Ive mentioned before on this page that in 1976, I won free tickets to the Portland, Oregon, opening of Nicolas Meyer’s The Seven-Per-Cent Solution, a movie adapted from his 1974 Sherlock Holmes novel of the same name. I haven’t sat through that picture again in the last 20 years, but Steve Vineberg’s fresh assessment of it, in Critics at Large, has me in the mood for another screening.

• A new discovery: The blog Reading Ellery Queen, in which museum curator Jon Mathewson is busily assessing every Queen yarn, chronologically. He’s come as far as the 1967 novel Face to Face. I’ve added Mathewson’s site to The Rap Sheet’s General Crime Fiction links list, for future reference.

• Speaking of Queen … With his summer vacation approaching, teacher Brad Friedman writes in Ah, My Sweet Mystery Blog about two novels—1933’s The Siamese Twin Mystery and 1949’s Cat of Many Tails—that find mystery writer and amateur sleuth Ellery Queen seeking relaxation, but finding murder, instead.

• Still more thoughts on summer travel: Cross-Examining Crime has gathered together some quite entertaining “Golden Age [of Mystery] Advice on Staying at Country Houses.” Rule No. 8: “Check the owner of the county house is not a collector of weaponry.”

• I wasn’t a fan of the NBC-TV series Movin’ On during its originally broadcast period of 1972-1976, but thanks to YouTube, in recent years I have caught up with some episodes of that program about troubleshooting truckers played by Claude and Frank Converse, and have decided it had more merit than I understood when I was very young. Television Obscurities recounts the story of Movin’ On’s recent revival through the TV streaming service Hulu, and even offers up that show’s first weekly episode, “The Time of His Life.”

• Bookslut founder Jessa Crispin laments the demise of her once-thriving book review/author interview site. The final issue of Bookslut is now available online.

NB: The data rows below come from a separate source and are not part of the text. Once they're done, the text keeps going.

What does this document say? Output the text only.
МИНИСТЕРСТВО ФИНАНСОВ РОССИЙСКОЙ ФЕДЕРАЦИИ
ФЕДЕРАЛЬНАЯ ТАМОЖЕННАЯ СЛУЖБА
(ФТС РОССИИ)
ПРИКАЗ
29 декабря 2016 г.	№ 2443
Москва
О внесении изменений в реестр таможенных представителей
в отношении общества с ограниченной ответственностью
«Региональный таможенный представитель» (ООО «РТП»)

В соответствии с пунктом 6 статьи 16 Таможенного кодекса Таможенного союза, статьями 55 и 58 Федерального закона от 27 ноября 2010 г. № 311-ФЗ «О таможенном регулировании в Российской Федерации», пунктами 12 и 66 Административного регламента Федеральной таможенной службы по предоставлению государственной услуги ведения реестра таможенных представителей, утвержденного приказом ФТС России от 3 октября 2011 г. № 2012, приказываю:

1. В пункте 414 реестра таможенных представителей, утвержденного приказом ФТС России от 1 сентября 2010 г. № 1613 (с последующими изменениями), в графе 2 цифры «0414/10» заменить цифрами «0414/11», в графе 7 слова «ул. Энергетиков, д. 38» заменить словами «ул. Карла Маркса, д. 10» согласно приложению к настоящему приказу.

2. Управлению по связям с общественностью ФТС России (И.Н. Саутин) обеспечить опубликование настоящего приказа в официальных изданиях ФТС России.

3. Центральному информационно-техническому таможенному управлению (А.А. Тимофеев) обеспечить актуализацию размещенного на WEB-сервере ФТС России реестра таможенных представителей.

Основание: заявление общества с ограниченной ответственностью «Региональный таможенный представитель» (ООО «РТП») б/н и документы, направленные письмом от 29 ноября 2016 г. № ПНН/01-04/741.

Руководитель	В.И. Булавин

Better-educated Americans = more liberal Americans.

• This comes as a surprise: SF Signal, the very popular, almost 13-year-old “speculative fiction”-oriented Web site edited by one of my fellow Kirkus Reviews bloggers, John DeNardo, has announced that it’s shutting down.

• Finally, as we prepare to commemorate The Rap Sheet’s initial decade, let us also raise a glass to the recent 10th anniversary of Gravetapping, Ben Boulden’s excellent crime-fiction blog.